We spent the best part of a week within Tbilisi, the capital of Georgia. The city is a melting pot of European and Asian styles, but there is a strong sense of national pride throughout the place.
There is much for Georgians to be proud of. Their capital, whilst not yet a major destination on the tourism map, is modernising without losing respect for their traditions. One of the city’s newest pieces of architecture is the futuristic Bridge of Peace, which links the two land masses separated by the unfortunately rather dirty Mtkvari river. The nearby park is currently under construction, but already contains some rather bizarre structures, such as a giant piano and chess board.
These new designs will help to move Tbilisi into the 21st Century, but much of the city’s allure is located in its older regions. Whether taking a stroll through the prosperous Vake neighbourhood or scaling the narrow streets behind Rustaveli, the European styles that can be associated with many of Tbilisi’s buildings allow one to ponder about the history of this area and beyond. There was much repression during and immediately after the Soviet period, so it is nice to see so many of the older buildings still intact. Some are crumbling into oblivion, but much of the history and charm of the city will remain. Events like the large flea market that occur every Saturday – where I bought my first ever sword for 5GEL, or £2 – are a world away from modern urban life, and are all the better because of it.
Some recent additions to the city have managed to successfully link Georgia’s past and its future aspirations. This thought is encapsulated spectacularly by the 101-metre tall Sameba Cathedral that dominates the skyline of the left bank. It was built as recently as 2002, but the country’s biggest church helps to visualise the centuries of importance of the Russian Orthodox religion to the citizens in the region.
The Georgian love of food and wine has also lasted through the ages, and it would have been rude not to sample their delights. Khachapuri – the cheese pie, and staple of the country – was eaten on a regular basis. We also regularly bemoaned our stomachs for eating too much soon after finishing on each occasion, due to the stodgy and heavy nature of the food. You can see from the picture below how big one khachapuri is – we put my hand there to give an idea of the size, and it’s rather small in comparison! And this was just for me...
Another national dish we tried and enjoyed was chikhirtma, which was described to us as ‘chicken broth with chicken leg within’. We were intrigued, and ultimately left slightly short-changed when merely provided with a large chicken breast within our very yellow soup.
Other food choices were more adventurous and regrettable. I am always keen to try new things when it comes to food, but I can now say with hindsight that a gelatinous animal hoof should not have been one of them. It was served in a broth along with other insides as a dish called khashi. Revolting cannot even begin to describe it, and much of Georgia’s famous red wine was required to take the taste away.

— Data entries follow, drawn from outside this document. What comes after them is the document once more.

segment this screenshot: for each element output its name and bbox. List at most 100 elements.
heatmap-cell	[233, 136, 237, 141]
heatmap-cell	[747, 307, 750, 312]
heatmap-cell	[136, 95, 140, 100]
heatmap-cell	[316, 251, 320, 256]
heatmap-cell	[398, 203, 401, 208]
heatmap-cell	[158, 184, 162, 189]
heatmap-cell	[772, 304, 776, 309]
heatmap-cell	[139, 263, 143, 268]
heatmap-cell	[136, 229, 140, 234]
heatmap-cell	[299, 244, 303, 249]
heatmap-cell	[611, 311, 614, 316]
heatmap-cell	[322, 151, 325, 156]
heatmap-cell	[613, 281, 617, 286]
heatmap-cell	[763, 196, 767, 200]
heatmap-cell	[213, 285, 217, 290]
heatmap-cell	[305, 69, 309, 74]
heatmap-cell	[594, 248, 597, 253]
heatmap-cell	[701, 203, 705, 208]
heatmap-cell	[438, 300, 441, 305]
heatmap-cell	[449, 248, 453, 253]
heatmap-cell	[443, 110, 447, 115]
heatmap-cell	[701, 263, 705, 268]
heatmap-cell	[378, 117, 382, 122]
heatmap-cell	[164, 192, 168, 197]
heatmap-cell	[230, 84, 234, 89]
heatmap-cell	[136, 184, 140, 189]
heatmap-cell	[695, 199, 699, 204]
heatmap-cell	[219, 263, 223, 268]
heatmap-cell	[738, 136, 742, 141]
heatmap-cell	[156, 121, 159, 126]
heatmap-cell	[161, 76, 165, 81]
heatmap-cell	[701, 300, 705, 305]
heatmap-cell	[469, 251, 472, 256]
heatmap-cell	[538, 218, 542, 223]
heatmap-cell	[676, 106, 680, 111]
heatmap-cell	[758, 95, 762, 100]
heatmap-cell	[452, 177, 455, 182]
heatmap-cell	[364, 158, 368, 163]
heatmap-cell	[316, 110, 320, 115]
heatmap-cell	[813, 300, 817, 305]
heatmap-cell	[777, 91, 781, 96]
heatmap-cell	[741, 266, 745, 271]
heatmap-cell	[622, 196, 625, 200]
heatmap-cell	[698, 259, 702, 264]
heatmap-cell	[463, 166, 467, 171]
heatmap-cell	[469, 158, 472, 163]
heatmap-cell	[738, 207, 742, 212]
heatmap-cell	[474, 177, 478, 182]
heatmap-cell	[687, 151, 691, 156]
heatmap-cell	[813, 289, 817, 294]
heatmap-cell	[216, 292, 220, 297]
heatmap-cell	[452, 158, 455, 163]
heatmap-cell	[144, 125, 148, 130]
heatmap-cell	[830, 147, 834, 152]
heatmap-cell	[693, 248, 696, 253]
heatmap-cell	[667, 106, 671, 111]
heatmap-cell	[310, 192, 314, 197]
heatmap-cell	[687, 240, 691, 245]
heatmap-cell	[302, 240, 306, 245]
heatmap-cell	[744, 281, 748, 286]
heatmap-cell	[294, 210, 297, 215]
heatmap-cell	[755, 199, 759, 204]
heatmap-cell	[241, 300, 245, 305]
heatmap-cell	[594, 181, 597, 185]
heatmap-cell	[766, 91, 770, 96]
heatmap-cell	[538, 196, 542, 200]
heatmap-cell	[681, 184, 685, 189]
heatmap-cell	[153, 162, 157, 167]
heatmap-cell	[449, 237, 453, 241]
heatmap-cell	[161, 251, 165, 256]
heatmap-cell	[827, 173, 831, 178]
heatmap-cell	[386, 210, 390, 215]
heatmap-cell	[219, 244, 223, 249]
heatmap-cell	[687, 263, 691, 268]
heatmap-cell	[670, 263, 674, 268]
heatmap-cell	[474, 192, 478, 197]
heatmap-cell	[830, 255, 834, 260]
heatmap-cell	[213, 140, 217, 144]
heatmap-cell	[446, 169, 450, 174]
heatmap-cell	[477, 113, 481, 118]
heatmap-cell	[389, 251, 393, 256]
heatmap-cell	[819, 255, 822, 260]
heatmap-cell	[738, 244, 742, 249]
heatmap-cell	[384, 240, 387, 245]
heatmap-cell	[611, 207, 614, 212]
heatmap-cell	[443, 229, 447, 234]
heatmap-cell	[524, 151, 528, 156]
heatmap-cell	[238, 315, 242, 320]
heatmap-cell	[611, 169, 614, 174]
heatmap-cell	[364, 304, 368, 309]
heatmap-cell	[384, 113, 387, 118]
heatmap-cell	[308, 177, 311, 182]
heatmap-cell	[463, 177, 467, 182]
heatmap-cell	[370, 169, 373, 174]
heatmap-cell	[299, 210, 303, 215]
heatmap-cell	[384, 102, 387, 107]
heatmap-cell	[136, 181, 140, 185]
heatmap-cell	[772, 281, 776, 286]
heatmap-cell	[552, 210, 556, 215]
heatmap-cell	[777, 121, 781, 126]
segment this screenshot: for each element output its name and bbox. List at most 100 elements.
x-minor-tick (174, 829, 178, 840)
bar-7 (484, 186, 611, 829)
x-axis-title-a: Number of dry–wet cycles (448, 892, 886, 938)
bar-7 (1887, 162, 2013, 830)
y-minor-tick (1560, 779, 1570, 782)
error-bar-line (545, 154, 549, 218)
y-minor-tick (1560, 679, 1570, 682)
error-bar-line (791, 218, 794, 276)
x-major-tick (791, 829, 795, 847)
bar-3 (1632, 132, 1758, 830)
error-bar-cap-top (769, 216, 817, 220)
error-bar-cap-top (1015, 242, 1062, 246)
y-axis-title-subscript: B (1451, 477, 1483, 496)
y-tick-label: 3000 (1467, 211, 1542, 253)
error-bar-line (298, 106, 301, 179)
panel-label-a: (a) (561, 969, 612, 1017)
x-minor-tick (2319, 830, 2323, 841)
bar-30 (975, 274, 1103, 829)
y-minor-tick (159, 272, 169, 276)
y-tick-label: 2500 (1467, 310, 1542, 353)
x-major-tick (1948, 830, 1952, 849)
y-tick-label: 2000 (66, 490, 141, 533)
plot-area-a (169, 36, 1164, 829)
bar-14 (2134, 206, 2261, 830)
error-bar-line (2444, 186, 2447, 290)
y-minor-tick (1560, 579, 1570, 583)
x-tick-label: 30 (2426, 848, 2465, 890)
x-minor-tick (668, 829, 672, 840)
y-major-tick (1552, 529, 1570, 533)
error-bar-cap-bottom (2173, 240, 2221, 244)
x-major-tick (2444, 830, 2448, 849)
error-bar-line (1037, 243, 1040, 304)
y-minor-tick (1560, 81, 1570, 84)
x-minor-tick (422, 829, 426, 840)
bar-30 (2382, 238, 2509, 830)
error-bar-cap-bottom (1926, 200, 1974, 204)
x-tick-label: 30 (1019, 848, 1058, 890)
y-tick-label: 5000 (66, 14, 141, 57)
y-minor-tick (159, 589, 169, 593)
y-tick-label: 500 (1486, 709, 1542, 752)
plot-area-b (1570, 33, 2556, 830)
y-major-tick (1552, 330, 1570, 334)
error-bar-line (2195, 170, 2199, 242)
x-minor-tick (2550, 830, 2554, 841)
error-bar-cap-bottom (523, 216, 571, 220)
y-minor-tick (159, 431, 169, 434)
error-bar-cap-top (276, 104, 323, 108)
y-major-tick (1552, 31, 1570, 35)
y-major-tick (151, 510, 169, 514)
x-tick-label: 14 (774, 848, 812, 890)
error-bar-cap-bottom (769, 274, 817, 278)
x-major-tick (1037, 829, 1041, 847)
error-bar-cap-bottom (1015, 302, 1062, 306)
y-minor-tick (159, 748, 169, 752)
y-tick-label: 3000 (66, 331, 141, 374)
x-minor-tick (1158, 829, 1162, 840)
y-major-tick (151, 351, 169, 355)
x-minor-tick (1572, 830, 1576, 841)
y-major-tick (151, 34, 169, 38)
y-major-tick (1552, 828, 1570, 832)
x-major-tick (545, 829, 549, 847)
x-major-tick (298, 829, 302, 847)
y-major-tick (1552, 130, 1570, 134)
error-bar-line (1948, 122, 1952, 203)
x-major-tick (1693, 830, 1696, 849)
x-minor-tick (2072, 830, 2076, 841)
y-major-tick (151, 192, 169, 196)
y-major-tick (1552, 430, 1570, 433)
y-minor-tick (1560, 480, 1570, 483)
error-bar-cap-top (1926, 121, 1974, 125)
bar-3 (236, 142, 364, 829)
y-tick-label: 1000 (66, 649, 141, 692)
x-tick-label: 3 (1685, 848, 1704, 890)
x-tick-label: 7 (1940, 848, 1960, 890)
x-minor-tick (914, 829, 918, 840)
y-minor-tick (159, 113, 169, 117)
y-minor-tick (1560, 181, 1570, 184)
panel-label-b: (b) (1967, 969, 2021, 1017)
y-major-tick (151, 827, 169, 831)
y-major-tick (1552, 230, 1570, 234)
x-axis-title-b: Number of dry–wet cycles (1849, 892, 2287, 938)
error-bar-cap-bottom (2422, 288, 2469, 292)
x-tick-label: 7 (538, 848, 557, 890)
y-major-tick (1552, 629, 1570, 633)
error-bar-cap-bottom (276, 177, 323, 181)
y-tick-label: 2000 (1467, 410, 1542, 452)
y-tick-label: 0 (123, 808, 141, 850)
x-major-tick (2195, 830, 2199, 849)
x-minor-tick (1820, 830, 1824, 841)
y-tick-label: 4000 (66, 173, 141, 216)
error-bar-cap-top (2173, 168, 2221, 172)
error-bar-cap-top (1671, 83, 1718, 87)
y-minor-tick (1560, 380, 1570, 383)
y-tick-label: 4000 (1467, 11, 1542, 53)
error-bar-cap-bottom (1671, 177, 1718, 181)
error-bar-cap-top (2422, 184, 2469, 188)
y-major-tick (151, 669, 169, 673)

This was, however, a rare failure. I have been surprised and impressed by Georgia. From the friendliness and warm welcomes offered by her citizens – one small misunderstanding that almost led to the police becoming involved aside – to the aspiration to combine modernity with tradition, Georgia has been a wonderful experience for both of us. It is a naturally beautiful country and was a great place to spend our Christmas. Though not perfect, and anyone who lives in a country where smoking indoors is banned would have quite a nasty shock, I would definitely recommend a visit. I will warn you to bring a pair of loose jeans, though – your waistline will surely expand if you enjoy the food as much as we did!